ARBs may offer same efficacy, better tolerability than ACE inhibitors
Meta-regression analysis showed that the difference between angiotensin-converting enzyme (ACE) inhibitors and angiotensin-receptor blockers (ARBs) compared with placebo was due to a higher placebo event rate in the ACE inhibitor trials for the outcome of all-cause mortality, cardiovascular death, and myocardial infarction.
Angiotensin-receptor blockers (ARBs) may be as efficacious and safe as angiotensin-converting enzyme (ACE) inhibitors in patients without heart failure, with the added advantage of better tolerability, a meta-analysis found.
Researchers reviewed randomized trials done from January 1980 through April 2015 of ACE inhibitors and ARBs compared with placebo or active controls, then corroborated outcomes with head-to-head trials of ARBs versus ACE inhibitors. Outcomes were all-cause mortality, cardiovascular death, myocardial infarction, angina, stroke, heart failure, revascularization, new-onset diabetes, end-stage renal disease, doubling of serum creatinine level, hyperkalemia, and drug withdrawal due to adverse events.
Results appeared in the January 2016 Mayo Clinic Proceedings.

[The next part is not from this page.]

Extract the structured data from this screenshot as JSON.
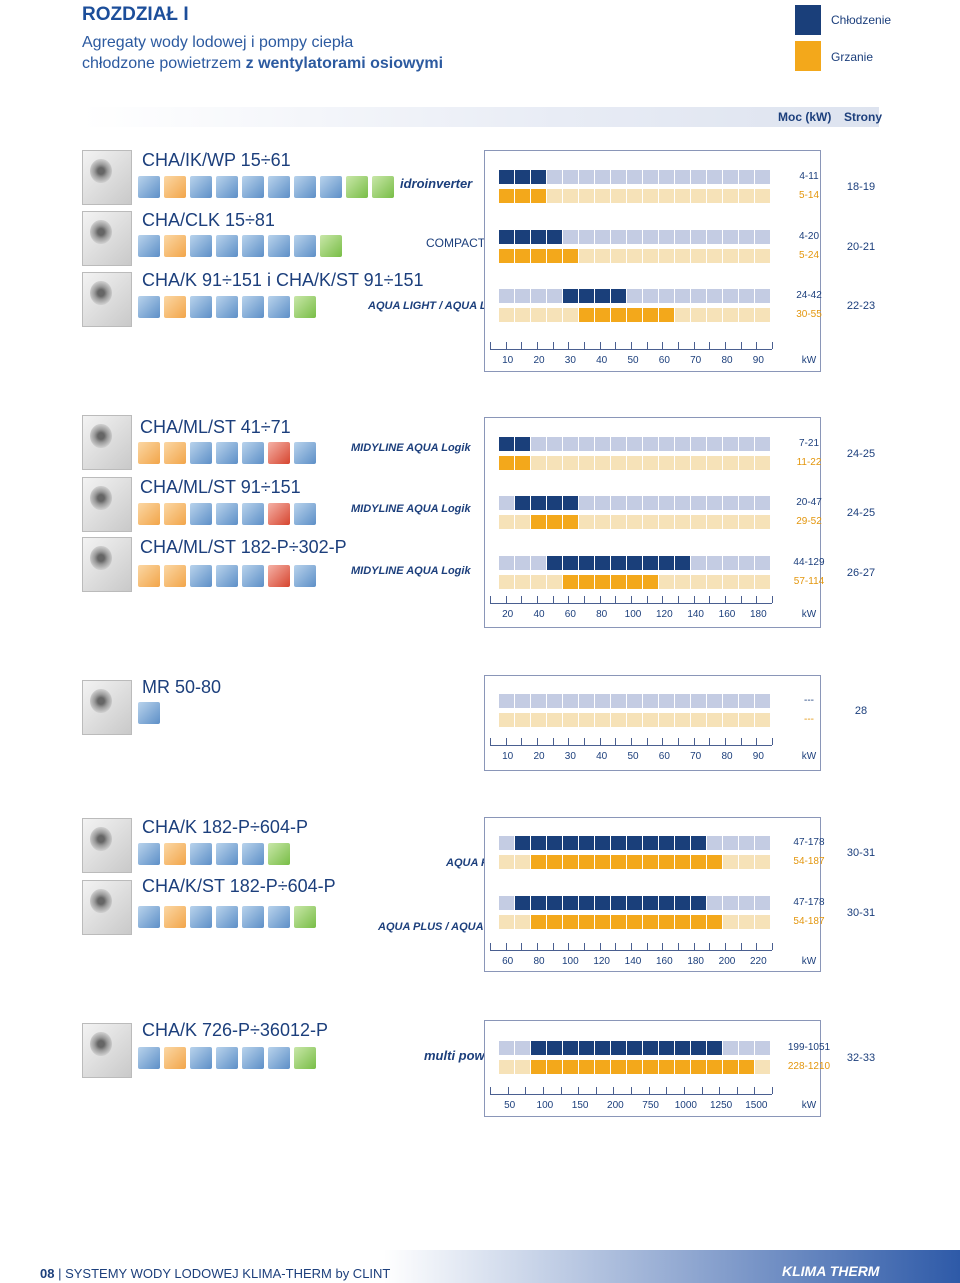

The meta-analysis included 106 randomized trials that enrolled 254,301 patients. Compared with placebo, ACE inhibitors but not ARBs reduced the outcomes of all-cause mortality (ACE inhibitors vs. placebo: relative risk [RR], 0.89, 95% CI, 0.80 to 1.00; ARBs vs. placebo: RR, 1.01, 95% CI, 0.96 to 1.06; P=0.04 for the interaction), cardiovascular death (ACE inhibitors vs. placebo: RR, 0.83, 95% CI, 0.70 to 0.99; ARBs vs. placebo: RR, 1.02, 95% CI, 0.92 to 1.14; P=0.05 for the interaction), and myocardial infarction (ACE inhibitors vs. placebo: RR, 0.83, 95% CI, 0.78 to 0.90; ARBs vs. placebo: RR, 0.93, 95% CI, 0.85 to 1.03; P=0.06 for the interaction).
Meta-regression analysis showed that the difference between ACE inhibitors and ARBs compared with placebo was due to a higher placebo event rate in the ACE inhibitor trials for the outcome of all-cause mortality (P=0.001), cardiovascular death (P<0.001), and myocardial infarction (P=0.02). Researchers noted that most of the ACE inhibitor trials were conducted a decade earlier than the ARB trials. Sensitivity analyses restricted to trials published after 2000 revealed similar outcomes with ACE inhibitors versus placebo and ARBs versus placebo (P>0.05 for the interaction). Head-to-head comparison trials of ARBs and ACE inhibitors exhibited no difference in outcomes except for a lower risk of drug withdrawal due to adverse effects with ARBs (RR, 0.72; 95% CI, 0.65 to 0.81).
The researchers noted that treatment of cardiovascular disease changed considerably during the decade between ACE trials, which were conducted before 2000, and ARB trials, which were conducted after 2000, with the majority after 2005.Today, there is more aggressive use of statins and antihypertensives and aggressive cardiovascular risk factor control, including lower rates of smoking in trials conducted after 2000 than in trials conducted before 2000.
“The results of this study have significant clinical implications, in that it widens the choice of RAS [renin-angiotensin system] blockade from an ACE [inhibitor]-first approach to either ACE [inhibitors] or ARBs in patients without heart failure,” the authors wrote. “This is especially important given that most of the ARBs are also generic (and hence reducing cost) and, as a class, are better tolerated than ACE [inhibitors].”